Danz also said the government’s rules on workplace safety only works for high-income settings but is “a clear failure” for the vast majority of the labor force who cannot work from home.
The doctors collectively hit the government policy of using one-time rapid antibody tests for work clearance even when international protocols have rejected this.
The practice, they said, has led to misdiagnosis and local outbreaks.
In one big factory, close to 300 workers tested positive for COVID-19. Close to 200 workers of the capital’s main train service also got infected, including those with frontline functions like ticket and token sellers.
Espina said that aside from engineering reforms in ventilation and placement of people and business processes, the government should ensure that administrative rules are worker-friendly.
If workers fear forfeiting salaries when they get sick, they will continue reporting even if they feel unwell, she warned, calling for more human social safety nets.
The problem is, most workers already used up leave benefits in the early part of the lockdown as many businesses enforced forced vacations.
The country has reported record-high unemployment and workers’ coalitions say the 17 percent government figure is not even half of the real score.
Those with jobs today have yet to recover income, as hurting businesses have placed them on rotating schedules on a “no-work, no-pay basis.”
The chaos is worse than what it was at the start of the lockdown in March, said Dr.
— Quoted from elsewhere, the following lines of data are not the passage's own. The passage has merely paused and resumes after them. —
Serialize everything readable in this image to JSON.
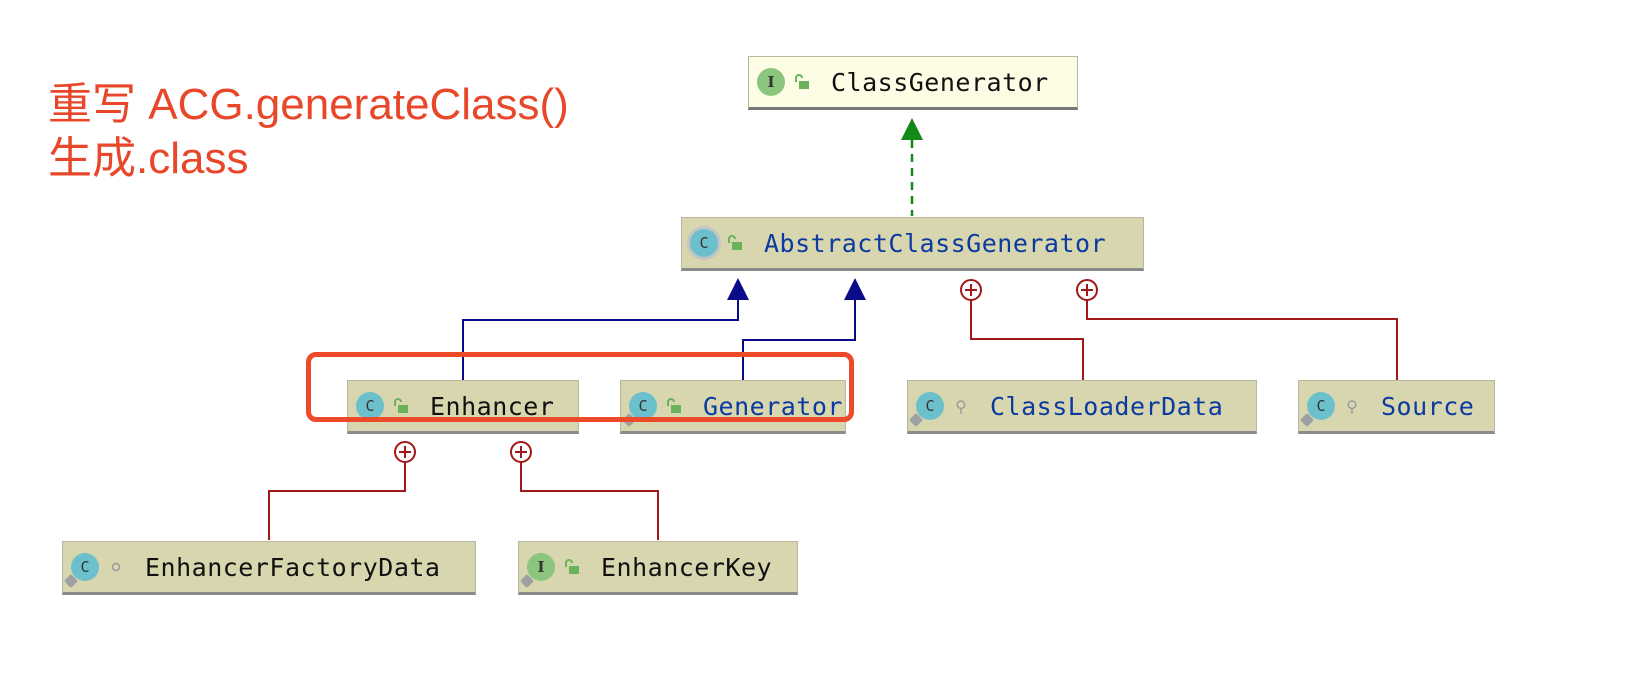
{
  "annotation": {
    "line1": "重写 ACG.generateClass()",
    "line2": "生成.class",
    "color": "#e8472a"
  },
  "nodes": {
    "class_generator": {
      "name": "ClassGenerator",
      "kind": "interface",
      "visibility": "public"
    },
    "abstract_class_generator": {
      "name": "AbstractClassGenerator",
      "kind": "abstract-class",
      "visibility": "public"
    },
    "enhancer": {
      "name": "Enhancer",
      "kind": "class",
      "visibility": "public"
    },
    "generator": {
      "name": "Generator",
      "kind": "class",
      "visibility": "public",
      "nested": true
    },
    "class_loader_data": {
      "name": "ClassLoaderData",
      "kind": "class",
      "visibility": "protected",
      "nested": true
    },
    "source": {
      "name": "Source",
      "kind": "class",
      "visibility": "protected",
      "nested": true
    },
    "enhancer_factory_data": {
      "name": "EnhancerFactoryData",
      "kind": "class",
      "visibility": "package-private",
      "nested": true
    },
    "enhancer_key": {
      "name": "EnhancerKey",
      "kind": "interface",
      "visibility": "public",
      "nested": true
    }
  },
  "edges": [
    {
      "from": "AbstractClassGenerator",
      "to": "ClassGenerator",
      "type": "implements"
    },
    {
      "from": "Enhancer",
      "to": "AbstractClassGenerator",
      "type": "extends"
    },
    {
      "from": "Generator",
      "to": "AbstractClassGenerator",
      "type": "extends"
    },
    {
      "from": "ClassLoaderData",
      "to": "AbstractClassGenerator",
      "type": "inner-class"
    },
    {
      "from": "Source",
      "to": "AbstractClassGenerator",
      "type": "inner-class"
    },
    {
      "from": "EnhancerFactoryData",
      "to": "Enhancer",
      "type": "inner-class"
    },
    {
      "from": "EnhancerKey",
      "to": "Enhancer",
      "type": "inner-class"
    }
  ],
  "colors": {
    "implements": "#138a13",
    "extends": "#0b0b8a",
    "inner": "#a01818",
    "highlight": "#ec4a28"
  }
}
Lei Camiling of the Philippine Society of Public HealthPhysicians.
“If we continue, with the next surge, we will be like New York City, with patients dying at home or in stretchers, unable to find vacancies,” she warned, noting that 71 percent of the country’s intensive care unit beds are already full.
Beyond direct health measures, Camiling said government agencies should work together so those affected, especially the weakest, are protected.
“Let’s help them so they can comply,” she appealed. At the end of the day, we only have each other to help.